I'm sure it's a win for you since I'm guessing you're the writer of plandex, but you do see how that's just extra overhead instead of just learning git, yeah?
I don't know your target market, so maybe there is a PMF to be found with people who are scared of git and would rather the added overhead of yet another command to learn so they can avoid learning git while using AI.
I hear you, but I don't think git alone (a single repository, at least) provides what is needed for the ideal workflow. Would you agree there are drawbacks to committing by default compared to a sandbox?
Version control in Plandex is like 4 commands. It’s objectively far simpler than using git directly, providing you the few operations you need without all the baggage. It wouldn't be a win for me to add new commands if only git was necessary, because then the user experience would be worse, but I truly think there's a lot of extra value for the developer in a sandbox layer with a very simple interface.
I should also mention that Plandex also integrates with the project's git repo just like aider does, so you can turn on auto-apply for effectively the same exact functionality if that's what you prefer. Just check out a new branch in git, start the Plandex REPL in a project directory with `plandex`, and run `\set-config auto-apply true`. But if you want additional safety, the sandbox is there for you to use.

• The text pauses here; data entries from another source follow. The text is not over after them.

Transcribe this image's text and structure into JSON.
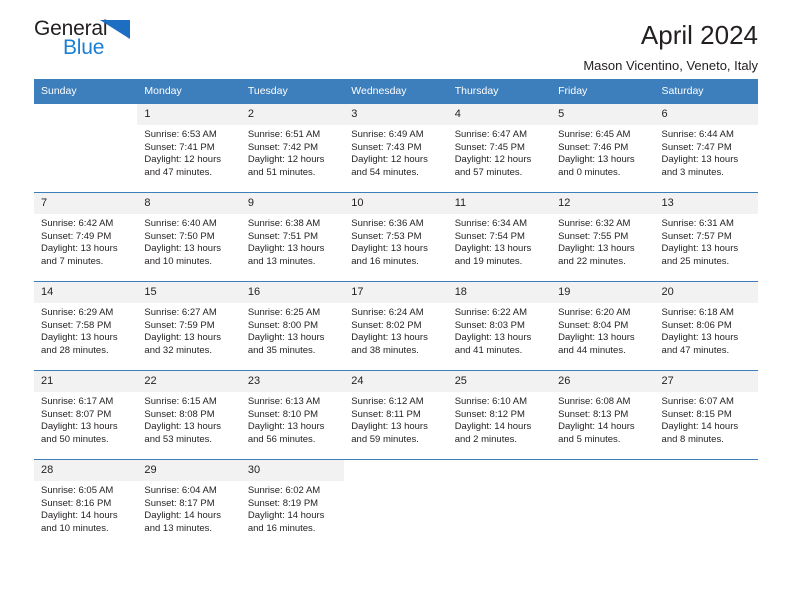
{
  "brand": {
    "name_part1": "General",
    "name_part2": "Blue",
    "triangle_color": "#1b6ec2",
    "blue_text_color": "#1b7fd4"
  },
  "header": {
    "title": "April 2024",
    "subtitle": "Mason Vicentino, Veneto, Italy"
  },
  "theme": {
    "header_row_bg": "#3d7ebd",
    "daynum_bg": "#f2f2f2",
    "text": "#231f20"
  },
  "weekdays": [
    "Sunday",
    "Monday",
    "Tuesday",
    "Wednesday",
    "Thursday",
    "Friday",
    "Saturday"
  ],
  "weeks": [
    [
      {
        "day": "",
        "sunrise": "",
        "sunset": "",
        "daylight": "",
        "empty": true
      },
      {
        "day": "1",
        "sunrise": "Sunrise: 6:53 AM",
        "sunset": "Sunset: 7:41 PM",
        "daylight": "Daylight: 12 hours and 47 minutes."
      },
      {
        "day": "2",
        "sunrise": "Sunrise: 6:51 AM",
        "sunset": "Sunset: 7:42 PM",
        "daylight": "Daylight: 12 hours and 51 minutes."
      },
      {
        "day": "3",
        "sunrise": "Sunrise: 6:49 AM",
        "sunset": "Sunset: 7:43 PM",
        "daylight": "Daylight: 12 hours and 54 minutes."
      },
      {
        "day": "4",
        "sunrise": "Sunrise: 6:47 AM",
        "sunset": "Sunset: 7:45 PM",
        "daylight": "Daylight: 12 hours and 57 minutes."
      },
      {
        "day": "5",
        "sunrise": "Sunrise: 6:45 AM",
        "sunset": "Sunset: 7:46 PM",
        "daylight": "Daylight: 13 hours and 0 minutes."
      },
      {
        "day": "6",
        "sunrise": "Sunrise: 6:44 AM",
        "sunset": "Sunset: 7:47 PM",
        "daylight": "Daylight: 13 hours and 3 minutes."
      }
    ],
    [
      {
        "day": "7",
        "sunrise": "Sunrise: 6:42 AM",
        "sunset": "Sunset: 7:49 PM",
        "daylight": "Daylight: 13 hours and 7 minutes."
      },
      {
        "day": "8",
        "sunrise": "Sunrise: 6:40 AM",
        "sunset": "Sunset: 7:50 PM",
        "daylight": "Daylight: 13 hours and 10 minutes."
      },
      {
        "day": "9",
        "sunrise": "Sunrise: 6:38 AM",
        "sunset": "Sunset: 7:51 PM",
        "daylight": "Daylight: 13 hours and 13 minutes."
      },
      {
        "day": "10",
        "sunrise": "Sunrise: 6:36 AM",
        "sunset": "Sunset: 7:53 PM",
        "daylight": "Daylight: 13 hours and 16 minutes."
      },
      {
        "day": "11",
        "sunrise": "Sunrise: 6:34 AM",
        "sunset": "Sunset: 7:54 PM",
        "daylight": "Daylight: 13 hours and 19 minutes."
      },
      {
        "day": "12",
        "sunrise": "Sunrise: 6:32 AM",
        "sunset": "Sunset: 7:55 PM",
        "daylight": "Daylight: 13 hours and 22 minutes."
      },
      {
        "day": "13",
        "sunrise": "Sunrise: 6:31 AM",
        "sunset": "Sunset: 7:57 PM",
        "daylight": "Daylight: 13 hours and 25 minutes."
      }
    ],
    [
      {
        "day": "14",
        "sunrise": "Sunrise: 6:29 AM",
        "sunset": "Sunset: 7:58 PM",
        "daylight": "Daylight: 13 hours and 28 minutes."
      },
      {
        "day": "15",
        "sunrise": "Sunrise: 6:27 AM",
        "sunset": "Sunset: 7:59 PM",
        "daylight": "Daylight: 13 hours and 32 minutes."
      },
      {
        "day": "16",
        "sunrise": "Sunrise: 6:25 AM",
        "sunset": "Sunset: 8:00 PM",
        "daylight": "Daylight: 13 hours and 35 minutes."
      },
      {
        "day": "17",
        "sunrise": "Sunrise: 6:24 AM",
        "sunset": "Sunset: 8:02 PM",
        "daylight": "Daylight: 13 hours and 38 minutes."
      },
      {
        "day": "18",
        "sunrise": "Sunrise: 6:22 AM",
        "sunset": "Sunset: 8:03 PM",
        "daylight": "Daylight: 13 hours and 41 minutes."
      },
      {
        "day": "19",
        "sunrise": "Sunrise: 6:20 AM",
        "sunset": "Sunset: 8:04 PM",
        "daylight": "Daylight: 13 hours and 44 minutes."
      },
      {
        "day": "20",
        "sunrise": "Sunrise: 6:18 AM",
        "sunset": "Sunset: 8:06 PM",
        "daylight": "Daylight: 13 hours and 47 minutes."
      }
    ],
    [
      {
        "day": "21",
        "sunrise": "Sunrise: 6:17 AM",
        "sunset": "Sunset: 8:07 PM",
        "daylight": "Daylight: 13 hours and 50 minutes."
      },
      {
        "day": "22",
        "sunrise": "Sunrise: 6:15 AM",
        "sunset": "Sunset: 8:08 PM",
        "daylight": "Daylight: 13 hours and 53 minutes."
      },
      {
        "day": "23",
        "sunrise": "Sunrise: 6:13 AM",
        "sunset": "Sunset: 8:10 PM",
        "daylight": "Daylight: 13 hours and 56 minutes."
      },
      {
        "day": "24",
        "sunrise": "Sunrise: 6:12 AM",
        "sunset": "Sunset: 8:11 PM",
        "daylight": "Daylight: 13 hours and 59 minutes."
      },
      {
        "day": "25",
        "sunrise": "Sunrise: 6:10 AM",
        "sunset": "Sunset: 8:12 PM",
        "daylight": "Daylight: 14 hours and 2 minutes."
      },
      {
        "day": "26",
        "sunrise": "Sunrise: 6:08 AM",
        "sunset": "Sunset: 8:13 PM",
        "daylight": "Daylight: 14 hours and 5 minutes."
      },
      {
        "day": "27",
        "sunrise": "Sunrise: 6:07 AM",
        "sunset": "Sunset: 8:15 PM",
        "daylight": "Daylight: 14 hours and 8 minutes."
      }
    ],
    [
      {
        "day": "28",
        "sunrise": "Sunrise: 6:05 AM",
        "sunset": "Sunset: 8:16 PM",
        "daylight": "Daylight: 14 hours and 10 minutes."
      },
      {
        "day": "29",
        "sunrise": "Sunrise: 6:04 AM",
        "sunset": "Sunset: 8:17 PM",
        "daylight": "Daylight: 14 hours and 13 minutes."
      },
      {
        "day": "30",
        "sunrise": "Sunrise: 6:02 AM",
        "sunset": "Sunset: 8:19 PM",
        "daylight": "Daylight: 14 hours and 16 minutes."
      },
      {
        "day": "",
        "sunrise": "",
        "sunset": "",
        "daylight": "",
        "empty": true
      },
      {
        "day": "",
        "sunrise": "",
        "sunset": "",
        "daylight": "",
        "empty": true
      },
      {
        "day": "",
        "sunrise": "",
        "sunset": "",
        "daylight": "",
        "empty": true
      },
      {
        "day": "",
        "sunrise": "",
        "sunset": "",
        "daylight": "",
        "empty": true
      }
    ]
  ]
}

The problem is I'm too comfortable with git, so I don't see the drawbacks to committing by default. I'm open to hearing about the shortcomings and how I'd address them, though that may not be reasonable to expect for your users.
The problem isn't the four Plandex version control commands or how hard they are to understand in isolation, it's that users now have to adjust their mental model of the system and bolt that onto the side of their limited understanding of git because there's now a plandex branch and there's a git branch and which one was I on and oh god how do they work together?

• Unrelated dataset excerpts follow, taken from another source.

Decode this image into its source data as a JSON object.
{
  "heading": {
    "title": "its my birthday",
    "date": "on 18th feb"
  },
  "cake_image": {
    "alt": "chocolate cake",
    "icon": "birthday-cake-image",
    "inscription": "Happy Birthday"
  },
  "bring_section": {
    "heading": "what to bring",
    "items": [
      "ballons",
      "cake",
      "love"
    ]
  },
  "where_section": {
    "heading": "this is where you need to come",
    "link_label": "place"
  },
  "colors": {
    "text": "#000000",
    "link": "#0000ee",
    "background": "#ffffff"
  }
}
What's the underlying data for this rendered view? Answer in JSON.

> Note that it took me about two hours to debug this, despite the problem being freshly introduced. (Because I hadn’t committed yet, and had established that the previous commit was fine, I could have just run git diff to see what had changed).
> In fact, I did run git diff and git diff --staged multiple times. But who would think to look at the import statements? The import statement is the last place you’d expect a bug to be introduced.
To expand on that, the problem with only having git diff is there's no way to go backwards halfway. You can't step backwards in time until you get to the bad commit just before the good commit, and then do a precise diff between the two. (aka git bisect) Reviewing 300 lines out of git diff and trying to find the bug somewhere in there is harder than when there are only 10.
I just prompted cursor to remove a string from a svelte app. It created a boolean variable showString, set it as false and then proceeded to use that to hide the string
What I mean by this is that we have thousands of years of experience catching human mistakes. As such, we're really good at designing systems that catch (or work around) human mistakes and biases.
LLM's, while impressive and sometimes less mistake-prone than humans, make errors in a fundamentally different manner. We just don't have the intuition and understanding of the way that LLM's "think" (in a broad sense of the word). As such, we have a hard time designing systems that account for this and catch the errors.